– А дальше? – спросила Марина.

– Что «дальше»? Революция. Деда, естественно, арестовали. Но вот тут началось самое интересное. – Робер по привычке сделал многозначительную театральную паузу. – Комиссар, который вызвал его на допрос, оказался одним из тех его студентов-квартирантов. Благодарным человеком оказался. Узнал деда, помог ему выправить документы и вместе с семьей отправиться из России в Румынию. Вот так мамина семья оказалась в Европе…

В этот момент дверь в комнату внезапно распахнулась и заглянула сестра.

– О, а наши голубки, оказывается, здесь уединились и воркуют себе…

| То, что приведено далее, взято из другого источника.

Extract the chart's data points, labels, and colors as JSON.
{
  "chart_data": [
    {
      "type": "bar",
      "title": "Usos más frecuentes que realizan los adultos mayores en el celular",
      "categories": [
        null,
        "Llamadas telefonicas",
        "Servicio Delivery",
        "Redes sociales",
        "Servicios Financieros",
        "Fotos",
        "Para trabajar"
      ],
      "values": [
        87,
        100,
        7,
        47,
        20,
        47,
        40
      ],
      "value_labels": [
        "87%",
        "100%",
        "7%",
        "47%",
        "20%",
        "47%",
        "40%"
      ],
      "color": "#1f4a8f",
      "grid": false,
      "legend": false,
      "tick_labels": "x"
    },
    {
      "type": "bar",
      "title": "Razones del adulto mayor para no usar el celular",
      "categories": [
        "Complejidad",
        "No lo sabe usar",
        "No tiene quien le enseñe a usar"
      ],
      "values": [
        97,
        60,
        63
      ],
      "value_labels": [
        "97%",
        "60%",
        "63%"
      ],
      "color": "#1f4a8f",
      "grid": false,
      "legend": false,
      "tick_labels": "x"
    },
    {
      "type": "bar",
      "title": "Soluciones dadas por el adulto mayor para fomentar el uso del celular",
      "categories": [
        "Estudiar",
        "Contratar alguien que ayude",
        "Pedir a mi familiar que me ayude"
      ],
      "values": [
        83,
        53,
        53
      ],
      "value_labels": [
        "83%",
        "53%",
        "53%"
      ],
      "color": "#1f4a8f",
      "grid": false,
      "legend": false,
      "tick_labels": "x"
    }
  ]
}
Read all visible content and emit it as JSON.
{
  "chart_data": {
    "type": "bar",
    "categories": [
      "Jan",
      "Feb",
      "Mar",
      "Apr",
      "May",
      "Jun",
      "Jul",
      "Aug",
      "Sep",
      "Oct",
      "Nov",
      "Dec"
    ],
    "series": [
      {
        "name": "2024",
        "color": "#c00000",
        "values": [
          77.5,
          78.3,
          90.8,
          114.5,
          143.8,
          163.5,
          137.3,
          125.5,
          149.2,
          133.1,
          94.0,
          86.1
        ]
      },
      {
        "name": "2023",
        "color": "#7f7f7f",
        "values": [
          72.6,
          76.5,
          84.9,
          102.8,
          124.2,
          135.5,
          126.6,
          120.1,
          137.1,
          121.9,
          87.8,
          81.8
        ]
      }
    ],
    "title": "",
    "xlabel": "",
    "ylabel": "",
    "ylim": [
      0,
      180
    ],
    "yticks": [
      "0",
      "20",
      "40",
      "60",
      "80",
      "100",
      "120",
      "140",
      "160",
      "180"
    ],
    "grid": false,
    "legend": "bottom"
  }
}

Марина обернулась к сестре и досадливо махнула рукой: «Элен!» А Робер покраснел.

Позже он вспоминал: «Когда я впервые увидел Марину, она была совсем ребенком… Я хорошо знал ее старших сестер: уважал ум и такт Ольги… дружил с Элен Валье, играл в театре «Старая голубятня» вместе с Одиль Версуа… Одиль как-то пригласила меня в гости. Едва переступил порог, сразу обратил внимание на Марину, которой в ту пору было всего 11 лет. Но при этом талантливая девочка уже успела дебютировать в кино… Она была похожа на ангела! Золотые локоны, лучистые глаза, белоснежная кожа! Такая хрупкая, эмоциональная, нежная! Но какие могут быть взаимоотношения между взрослым мужчиной и ребенком?..»

Какое-то время они не виделись, пока Оссейн не зазвал Одиль вместе с сестрами в свой театр «Ренессанс» на спектакль «Веревка», в котором он был занят в главной роли. После представления девушки шумной стайкой впорхнули к нему в гримерку и засыпали комплиментами. Оссейн не отводил глаз от Марины – из «маленькой мышки» балеринки она уже превратилась в настоящую красавицу. «Я был на десять лет старше, но при ней робел и краснел, словно мальчишка», – сознавался Робер.

Когда сестры Поляковы удалились, актриса, работавшая с Оссейном в театре, внимательно посмотрела на него и напророчила: «А ты ведь, пожалуй, женишься на Марине». – «Да ты что, ей всего шестнадцать!» – «А вот увидишь», – усмехнулась проницательная вещунья.

– …и в Париже твоя матушка встретила твоего будущего папу, – прервала затянувшуюся паузу Марина.

– Ах да, – кивнул Робер, – только не в Париже, а в Германии. Перед войной отца, как успешного студента Московской консерватории, направили на стажировку в Штутгарт и Берлин. Вот там-то он и познакомился с Анной Миневской. А счастливым результатом этой встречи стал я. Представляешь, какой коктейль во мне намешан? Папа – иранец (ну, перс, как раньше принято было говорить), мама – еврейка…

– То-то я смотрю, у нас много общего, – хитро прищурилась Марина. – Моя мама – русская дворянка со шведскими корнями, папа – из украинских цыган. Кроме того, в нашем роду были еще и татары.

– Не сочиняй, обманщица! – погрозил ей пальцем Робер.

– А вот и нет, – кокетливо нахмурилась Марина. – Прабабушка моя, удивительной, рассказывали, красоты девушка, была дочерью влиятельного муллы.

– И теперь мы оба – французы, – заключил Робер, поднес к губам Маринину руку и нежно поцеловал.

– Я – русская…

– Папа был очень талантливым скрипачом и композитором, – с гордостью рассказывал Робер. – Когда он, Аминулла Гуссейнов, сын богатого торговца из Самарканда, приехал в Москву поступать в консерваторию, то принял православие и имя Андрей. Сочинял симфонии, балеты, писал музыку по сюжетам известных литературных произведений. Те же пушкинские «Цыгане», может, слышала? Там его музыка… Через несколько месяцев после знакомства родители отправились во Францию… Жили трудно…

– Судьба всех эмигрантов, – совсем по-взрослому вздохнула Марина.